Europe's largest data-protection authorities have launched a joint action against Google to force it to remedy alleged breaches of EU privacy rules by the search giant.

The move by data-protection authorities from Britain, Germany, France, Italy, Spain, and the Netherlands is the first co-ordinated and formal procedure by EU states against a single company on privacy, underscoring European frustration with Google.

European watchdogs can currently impose only fines below €1m but new EU-wide rules could soon empower them to inflict on companies penalties up to 2 per cent of their global annual turnover.

In Google's case that would add up to about $760m, based on its 2011 revenues.
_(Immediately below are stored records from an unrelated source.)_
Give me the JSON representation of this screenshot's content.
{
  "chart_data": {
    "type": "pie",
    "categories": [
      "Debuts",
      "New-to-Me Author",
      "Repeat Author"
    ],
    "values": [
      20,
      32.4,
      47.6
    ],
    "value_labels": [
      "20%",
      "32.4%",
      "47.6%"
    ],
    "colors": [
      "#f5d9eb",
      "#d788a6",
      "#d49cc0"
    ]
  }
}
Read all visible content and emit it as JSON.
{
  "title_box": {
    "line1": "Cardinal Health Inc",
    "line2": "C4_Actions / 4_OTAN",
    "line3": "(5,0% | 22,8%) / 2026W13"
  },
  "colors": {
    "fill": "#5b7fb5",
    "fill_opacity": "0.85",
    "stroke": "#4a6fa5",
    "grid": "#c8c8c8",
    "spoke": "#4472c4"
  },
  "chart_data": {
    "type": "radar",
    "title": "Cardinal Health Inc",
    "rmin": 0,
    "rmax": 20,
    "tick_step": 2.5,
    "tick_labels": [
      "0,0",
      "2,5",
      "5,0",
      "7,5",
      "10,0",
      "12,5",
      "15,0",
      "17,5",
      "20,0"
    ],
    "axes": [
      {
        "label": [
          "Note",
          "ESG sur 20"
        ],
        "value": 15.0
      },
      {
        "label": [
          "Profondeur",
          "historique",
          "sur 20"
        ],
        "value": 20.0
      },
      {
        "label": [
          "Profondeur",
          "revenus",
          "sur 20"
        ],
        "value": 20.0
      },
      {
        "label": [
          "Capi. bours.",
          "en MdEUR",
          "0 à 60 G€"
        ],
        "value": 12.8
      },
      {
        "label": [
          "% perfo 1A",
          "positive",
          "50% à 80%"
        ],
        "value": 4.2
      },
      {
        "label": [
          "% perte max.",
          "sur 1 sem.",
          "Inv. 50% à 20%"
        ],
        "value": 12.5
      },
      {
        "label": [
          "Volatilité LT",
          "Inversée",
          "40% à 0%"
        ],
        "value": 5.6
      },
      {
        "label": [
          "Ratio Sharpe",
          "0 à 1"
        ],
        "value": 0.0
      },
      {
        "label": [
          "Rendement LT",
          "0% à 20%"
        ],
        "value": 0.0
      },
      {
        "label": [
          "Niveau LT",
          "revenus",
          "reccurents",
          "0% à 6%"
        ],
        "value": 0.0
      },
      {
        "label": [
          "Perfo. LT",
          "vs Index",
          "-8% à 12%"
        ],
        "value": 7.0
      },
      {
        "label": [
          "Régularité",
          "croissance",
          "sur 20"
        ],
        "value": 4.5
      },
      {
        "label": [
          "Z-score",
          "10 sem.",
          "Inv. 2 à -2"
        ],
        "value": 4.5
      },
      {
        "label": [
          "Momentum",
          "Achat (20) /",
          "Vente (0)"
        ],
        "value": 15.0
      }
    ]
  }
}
The new rules could be approved by the end of this year by EU lawmakers and member states.

The move comes five months after a probe led byCNIL, the French watchdog representing EU regulators, concluded that Google had failed to give users adequate information about how their personal data were being used across its multiple platforms.

Google responded that its privacy policy respected European law. "We have engaged fully with the data-protection authorities involved throughout this process, and we'll continue to do so going forward," it said in a statement.

The Mountain View-based group has faced intense criticism for its privacy policy since it first moved to merge customer data held across its various services such as Gmail and YouTube, which alone holds the data of more than 1bn users.

The US group said its new privacy terms, which combine 60 former policies into one for all its customers, would allow it to provide a better service. Google Now, which provides intuitive updates based on calendar entries, location patterns and e-mails, is one example of a service making use of the new approach.
这家美国集团称,其新版隐私条款将以前的60项政策整合为一项面向所有客户的政策,使其能够提供更好的服务。基于日历条目、位置规律和电子邮件内容提供智能信息提示的Google Now,就是使用这种新政策的服务之一。

The case is being closely watched by several US tech companies and in particular Microsoft, which is currently being investigated by European regulators on issues relating to its online services.